HDP Diyarbakır İl Eş Başkanı Gülsen Özer, bazı köyleri dolaşan şahısların 'hayır oyu verirseniz' evlerinizi yakarız diye tehdit edildiğini öne sürdü. Baskılara rağmen hayır oylarının yüksek olduğunu söyleyen Özer, "Ben 7 Haziran'da HDP’nin aldığı oyların üstünde Hayır oyu çıkacağını düşünüyorum" dedi.

Google Haberlere Abone ol

DİYARBAKIR - Referandum çalışmaları için start veren HDP’nin eş başkanlarıyla birlikte 13 milletvekili tutuklu bulunuyor. HDP Diyarbakır İl Eş Başkanı Gülsen Özer, referandum için çalışmalara başlarken diğer eş başkanı Cabbar Leygara da halen tutuklu. Bu koşullarda referandum çalışmaları yürüten Özer’le Diyarbakır’ı ve bölgedeki insanların eğilimini konuştuk.

Referandum çalışmalarına başladınız ama bu arada sizin eş başkanınız tutuklu. Böyle bir durumda HDP nasıl hazırlanacak ve nasıl bir kampanya yürütecek?

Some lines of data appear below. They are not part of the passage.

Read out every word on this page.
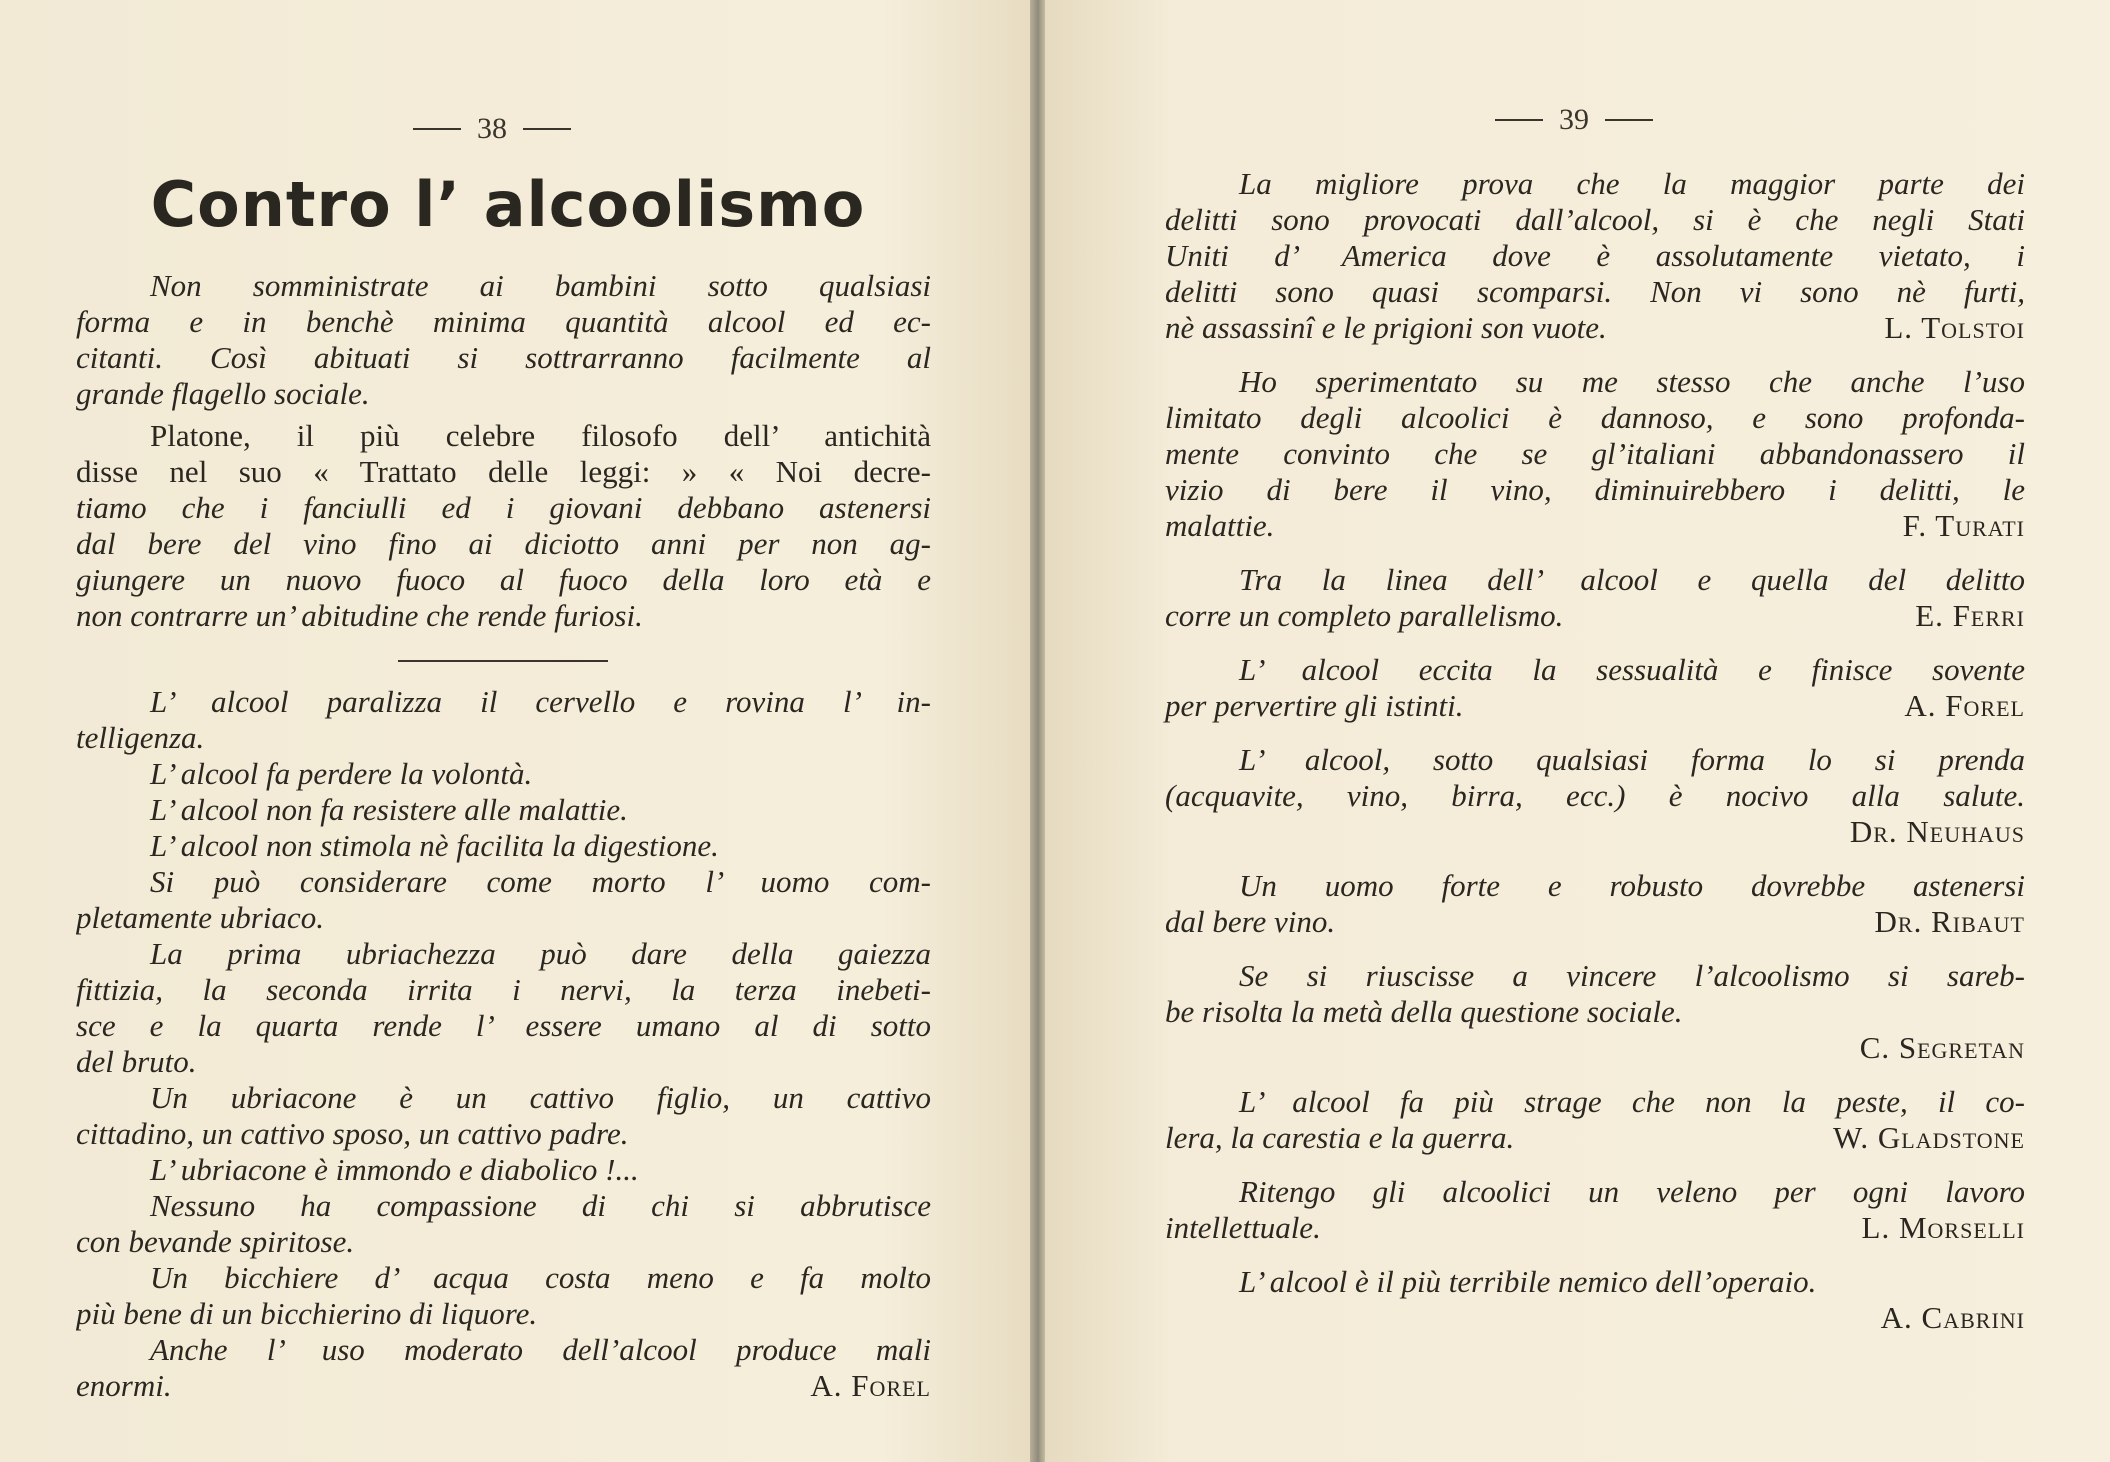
38
Contro l’ alcoolismo
Non somministrate ai bambini sotto qualsiasi
forma e in benchè minima quantità alcool ed ec-
citanti. Così abituati si sottrarranno facilmente al
grande flagello sociale.
Platone, il più celebre filosofo dell’ antichità
disse nel suo « Trattato delle leggi: » « Noi decre-
tiamo che i fanciulli ed i giovani debbano astenersi
dal bere del vino fino ai diciotto anni per non ag-
giungere un nuovo fuoco al fuoco della loro età e
non contrarre un’ abitudine che rende furiosi.
L’ alcool paralizza il cervello e rovina l’ in-
telligenza.
L’ alcool fa perdere la volontà.
L’ alcool non fa resistere alle malattie.
L’ alcool non stimola nè facilita la digestione.
Si può considerare come morto l’ uomo com-
pletamente ubriaco.
La prima ubriachezza può dare della gaiezza
fittizia, la seconda irrita i nervi, la terza inebeti-
sce e la quarta rende l’ essere umano al di sotto
del bruto.
Un ubriacone è un cattivo figlio, un cattivo
cittadino, un cattivo sposo, un cattivo padre.
L’ ubriacone è immondo e diabolico !...
Nessuno ha compassione di chi si abbrutisce
con bevande spiritose.
Un bicchiere d’ acqua costa meno e fa molto
più bene di un bicchierino di liquore.
Anche l’ uso moderato dell’alcool produce mali
enormi.	A. Forel
39
La migliore prova che la maggior parte dei
delitti sono provocati dall’alcool, si è che negli Stati
Uniti d’ America dove è assolutamente vietato, i
delitti sono quasi scomparsi. Non vi sono nè furti,
nè assassinî e le prigioni son vuote.	L. Tolstoi
Ho sperimentato su me stesso che anche l’uso
limitato degli alcoolici è dannoso, e sono profonda-
mente convinto che se gl’italiani abbandonassero il
vizio di bere il vino, diminuirebbero i delitti, le
malattie.	F. Turati
Tra la linea dell’ alcool e quella del delitto
corre un completo parallelismo.	E. Ferri
L’ alcool eccita la sessualità e finisce sovente
per pervertire gli istinti.	A. Forel
L’ alcool, sotto qualsiasi forma lo si prenda
(acquavite, vino, birra, ecc.) è nocivo alla salute.
Dr. Neuhaus
Un uomo forte e robusto dovrebbe astenersi
dal bere vino.	Dr. Ribaut
Se si riuscisse a vincere l’alcoolismo si sareb-
be risolta la metà della questione sociale.
C. Segretan
L’ alcool fa più strage che non la peste, il co-
lera, la carestia e la guerra.	W. Gladstone
Ritengo gli alcoolici un veleno per ogni lavoro
intellettuale.	L. Morselli
L’ alcool è il più terribile nemico dell’operaio.
A. Cabrini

Startı halkın çok güçlü katılımıyla verdik. Bizim başkanlarımız, vekillerimiz, belediye başkanlarımız, yaklaşık 7 bin siyasetçimiz tutuklu olmasına rağmen güçlü olduğumuzu gösterdik. Milletvekilimiz Nimetullah Erdoğmuş şöyle dedi: “Kolumuzu kırıyorlar, bacağımızı kırıyorlar, kafamızı kırıyorlar ve gövdenin tek başına bir işe yaramayacağını düşünüyorlar. Ama Kürt halkı ve Kürt siyasetçisi kendi küllerinden doğan bir partidir.” Yani 40 yıldır Kürt halkı kendini, kendi küllerinden yarattı. Elbette arkadaşlarımızın dışarıda olması bizi daha çok güçlendirecekti ve elbette ki daha coşkulu ve daha sevinçli bir çalışma yürütecektik. Ama bugün onların aramızda olamayışı bizim sorumluluğumuzu iki kat daha arttırdı. Halk her şeyin farkında ve bu nedenle kendi siyasetçisini kendi içinden yaratıyor, yaratacaktır, yeniden var edecektir. Siyasetçilerin önünü kesmekle Kürt halkının taleplerinin önüne geçemeyecekler. Bugün yaşadığımız coşku ve halkımızın katılımı bu mesaj verdi. Bundan sonra şu anda mevcut olan siyasetçi arkadaşlarımızla programlarımızı çıkarıp çalışmalarımıza başlayacağız. Alanlarda, sokaklarda, mahallelerde elini sıkmadığımız tek bir insan bırakmadan çalışmalarımızı yürüteceğiz.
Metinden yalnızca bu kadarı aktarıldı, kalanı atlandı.